In Kademlia, all (key, value) pairs stored by the node, aside from the ones that were originally published by the current node itself, have an expiration time based on where the current node is located in relation to the key. If the current node is of the k-closest nodes to the key, the (key, value) pair expires when it outlives the 24h from when it was originally published. If it's not a k-closest node, the expiration time is
inversely proportional to the number of nodes between the current node and the node whose ID is closest to the key ID
as per Kademlia paper. The paper also says that
this number can be inferred from the bucket structure of the current node.
There seem to be two very different ways to count nodes between the current node and the given node, and I'm not sure which one is right. We assume flat array routing table implementation next, an array with 160 buckets pre-allocated.
Xlattice Kademlia Design Specification page says that you should find a bucket index j into which the given node would fall into and count the nodes in buckets 0..j, counting all nodes in 0..j-1 and counting only nodes that are closer to the current node than the key in the final bucket j.
"Implementation of the Kademlia Distributed Hash Table" semester thesis by Bruno Spori (section "Calculation of the Number of Intermediate Nodes") calculates the distance between the current node and the given node, and counts nodes only in the buckets that have the distance less or equal to the distance between the current node and the given node.
Both those methods seem right to me, but they are completely different and yield different results.

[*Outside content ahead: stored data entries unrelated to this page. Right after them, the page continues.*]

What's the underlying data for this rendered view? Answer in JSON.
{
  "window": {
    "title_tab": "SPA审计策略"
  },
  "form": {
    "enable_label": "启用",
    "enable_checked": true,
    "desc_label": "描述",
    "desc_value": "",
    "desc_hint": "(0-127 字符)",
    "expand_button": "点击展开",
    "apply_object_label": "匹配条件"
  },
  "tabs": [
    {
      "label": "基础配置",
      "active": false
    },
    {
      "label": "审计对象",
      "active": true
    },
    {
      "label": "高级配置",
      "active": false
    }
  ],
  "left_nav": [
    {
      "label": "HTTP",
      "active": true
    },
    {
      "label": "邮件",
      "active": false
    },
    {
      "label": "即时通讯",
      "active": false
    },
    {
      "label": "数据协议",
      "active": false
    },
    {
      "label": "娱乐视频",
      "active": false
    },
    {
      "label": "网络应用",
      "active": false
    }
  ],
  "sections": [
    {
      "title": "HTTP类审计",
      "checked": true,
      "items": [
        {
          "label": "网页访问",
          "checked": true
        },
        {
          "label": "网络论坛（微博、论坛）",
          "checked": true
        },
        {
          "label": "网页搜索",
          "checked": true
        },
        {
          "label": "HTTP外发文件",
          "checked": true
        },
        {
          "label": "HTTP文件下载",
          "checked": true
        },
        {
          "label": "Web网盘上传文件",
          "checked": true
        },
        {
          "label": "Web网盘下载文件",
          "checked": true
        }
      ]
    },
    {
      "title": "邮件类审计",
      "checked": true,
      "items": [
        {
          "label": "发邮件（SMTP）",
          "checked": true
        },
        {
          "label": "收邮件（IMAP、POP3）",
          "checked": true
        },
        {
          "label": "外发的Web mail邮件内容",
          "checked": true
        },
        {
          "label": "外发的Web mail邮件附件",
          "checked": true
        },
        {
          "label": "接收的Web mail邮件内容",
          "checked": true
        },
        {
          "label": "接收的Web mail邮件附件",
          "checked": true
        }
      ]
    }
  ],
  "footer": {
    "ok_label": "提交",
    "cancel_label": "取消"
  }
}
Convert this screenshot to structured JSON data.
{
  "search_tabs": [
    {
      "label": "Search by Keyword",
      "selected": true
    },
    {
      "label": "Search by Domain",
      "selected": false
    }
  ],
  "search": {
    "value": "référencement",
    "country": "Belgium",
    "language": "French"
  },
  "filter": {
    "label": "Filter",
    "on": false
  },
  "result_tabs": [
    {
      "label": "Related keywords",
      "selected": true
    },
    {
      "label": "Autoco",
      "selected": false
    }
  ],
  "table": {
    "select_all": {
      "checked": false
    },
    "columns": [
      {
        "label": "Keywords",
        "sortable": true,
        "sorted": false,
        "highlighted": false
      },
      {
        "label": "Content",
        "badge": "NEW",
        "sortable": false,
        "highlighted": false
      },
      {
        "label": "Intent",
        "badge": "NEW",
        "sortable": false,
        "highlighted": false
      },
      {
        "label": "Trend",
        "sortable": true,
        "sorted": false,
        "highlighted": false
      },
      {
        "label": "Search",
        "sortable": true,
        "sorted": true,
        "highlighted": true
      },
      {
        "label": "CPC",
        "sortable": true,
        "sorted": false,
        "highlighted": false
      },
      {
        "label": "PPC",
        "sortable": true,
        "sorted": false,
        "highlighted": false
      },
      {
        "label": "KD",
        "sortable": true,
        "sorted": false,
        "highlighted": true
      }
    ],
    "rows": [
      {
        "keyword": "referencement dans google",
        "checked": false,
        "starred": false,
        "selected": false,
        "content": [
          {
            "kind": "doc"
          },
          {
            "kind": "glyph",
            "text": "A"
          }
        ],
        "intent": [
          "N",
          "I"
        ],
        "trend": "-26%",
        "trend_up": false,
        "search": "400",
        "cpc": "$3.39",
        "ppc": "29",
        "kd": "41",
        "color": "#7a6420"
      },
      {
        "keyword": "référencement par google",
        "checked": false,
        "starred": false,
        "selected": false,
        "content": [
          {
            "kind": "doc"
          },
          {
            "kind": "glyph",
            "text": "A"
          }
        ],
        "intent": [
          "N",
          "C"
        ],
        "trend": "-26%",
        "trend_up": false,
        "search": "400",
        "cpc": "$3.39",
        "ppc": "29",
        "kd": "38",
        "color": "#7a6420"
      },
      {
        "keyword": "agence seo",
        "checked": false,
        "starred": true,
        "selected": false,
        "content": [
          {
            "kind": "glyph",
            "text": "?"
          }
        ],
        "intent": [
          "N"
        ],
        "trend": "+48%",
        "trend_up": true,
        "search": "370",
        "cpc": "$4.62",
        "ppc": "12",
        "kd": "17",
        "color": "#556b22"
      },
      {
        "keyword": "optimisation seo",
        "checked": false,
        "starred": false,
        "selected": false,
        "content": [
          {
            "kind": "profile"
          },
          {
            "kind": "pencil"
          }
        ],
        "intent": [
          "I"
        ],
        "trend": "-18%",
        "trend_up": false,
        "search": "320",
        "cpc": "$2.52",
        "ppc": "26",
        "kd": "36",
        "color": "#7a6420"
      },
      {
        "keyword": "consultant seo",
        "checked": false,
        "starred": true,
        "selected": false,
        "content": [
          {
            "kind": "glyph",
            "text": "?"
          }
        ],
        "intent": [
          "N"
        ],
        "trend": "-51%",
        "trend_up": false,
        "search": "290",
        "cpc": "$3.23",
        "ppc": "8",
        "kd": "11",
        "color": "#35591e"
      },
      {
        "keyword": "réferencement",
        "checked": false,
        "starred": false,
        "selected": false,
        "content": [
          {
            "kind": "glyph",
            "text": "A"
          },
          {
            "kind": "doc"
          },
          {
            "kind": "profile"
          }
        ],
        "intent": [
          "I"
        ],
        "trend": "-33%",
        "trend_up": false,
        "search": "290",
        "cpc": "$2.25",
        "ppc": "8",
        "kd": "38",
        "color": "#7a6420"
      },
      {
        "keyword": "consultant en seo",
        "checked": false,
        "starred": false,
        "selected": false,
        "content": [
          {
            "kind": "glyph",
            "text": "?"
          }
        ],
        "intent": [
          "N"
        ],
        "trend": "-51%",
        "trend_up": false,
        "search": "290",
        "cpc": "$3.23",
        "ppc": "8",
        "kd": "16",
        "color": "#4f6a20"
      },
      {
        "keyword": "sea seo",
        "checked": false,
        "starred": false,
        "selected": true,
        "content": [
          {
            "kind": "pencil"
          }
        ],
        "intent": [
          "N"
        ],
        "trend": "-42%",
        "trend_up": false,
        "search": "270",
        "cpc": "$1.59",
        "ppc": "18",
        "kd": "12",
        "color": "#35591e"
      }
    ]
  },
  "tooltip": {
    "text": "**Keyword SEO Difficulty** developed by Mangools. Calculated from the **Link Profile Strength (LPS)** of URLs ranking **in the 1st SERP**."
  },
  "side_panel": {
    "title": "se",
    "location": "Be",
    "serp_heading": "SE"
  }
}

The first method counts nodes between the current node and the given node based on the distance between the current node and other nodes in our buckets. The second method counts nodes between the current node and the given node based on the distance between the given node and other nodes in our buckets.
For example, if the current node has ID 0001_0100
(let's assume 8-bit ids for the sake of the example), there are only 8 buckets that contain nodes with the following prefixes:
0001_0101
, 0001_011x
, 0001_00xx
, 0001_1xxx
, 0000_xxxx
, 001x_xxxx
, 01xx_xxxx
, 1xxx_xxxx
.
Let's say we want to calculate expiration time for a key 1010_0010
.
The distance between the current node and the given node is 182 (0001_0100 xor 1010_0010 = 182
).
Using the first method, we would count all nodes in buckets 0..6 plus the nodes in the bucket 7 that are closer to the current node than the given ID.
This works because the distances between the current node and all the buckets are: 1, 2, 4, 12, 20, 52, 84, 148.
You can find them by xoring our ID with the range the bucket covers (I replaced x with 0 to get the smallest, but not necessarily the closest, ID that would fall into that bucket), e.g. 0001_0100 xor 0001_0101 = 1
and 0001_0100 xor 1000_0000 = 148
.
All nodes up to the last one would have nodes that are <= 182 (the distance between the current node and the given ID) away from the current node. The last bucket can have nodes that are further away.
So we count the number of nodes in all 8 buckets (with partially counting the last one).
Using the second method, we count all nodes in buckets 1, 2, 4, 5 and 7. We do not count buckets 0, 3, 6.
This works because the distances between the given ID and the buckets are: 183, 180, 178, 186, 162, 130, 226, 34.
You can find them by xoring the given ID with the range the bucket covers (I replaced x with 0 to get the smallest, but not necessarily the closest, ID that would fall into that bucket), e.g. 1010_0010 xor 0001_0101 = 183
and 1010_0010 xor 1000_0000 = 34
.
Only buckets 1, 2, 4, 5 and 7 have nodes with a distance less than 182 (the distance between the current node and the given ID) with respect to the given ID.
So we count nodes only in 5 buckets out of 8.
Counting nodes in 8/8 buckets and 5/8 buckets is a big difference. Which method is the right one? Both seem to count the number of nodes between the current node and the given key, but the result is so different.
Note that the xor metric holds here, there doesn't seem to be any mistake made here. For example, the distance between the current node and a node residing the last bucket is 0001_0100 xor 1000_0000 = 148
. The distance between the given node and the same node in the last bucket is 1010_0010 xor 1000_0000 = 34
. 148 xor 34 = 182
, so d(a, b) = d(a, c) xor d(c, b)
holds.
The first method seems to count all nodes the current node knows of that are closer than 182 from the current node. The second method seems to count all nodes the current node knows of that are closer than 182 from the given node.
I'm thinking that the second method is more correct, as we want to find if we are a k-closest node to the given key. When finding nodes close to a given ID, i.e. the FIND_NODE
RPC, you do so using a process similar to the second method to identify which buckets contain nodes closest to the given ID, e.g. in the given example those would be buckets 7, 5, 4, 2, 1, 0, 3, 6 - in that exact order, with the closest first.
But then again, the first method also makes sense as we know the best about our own surrounding. We know the whole 8 buckets of nodes closer than 182 to the current node, while we know only about 5 buckets of nodes closer than 182 to the given key.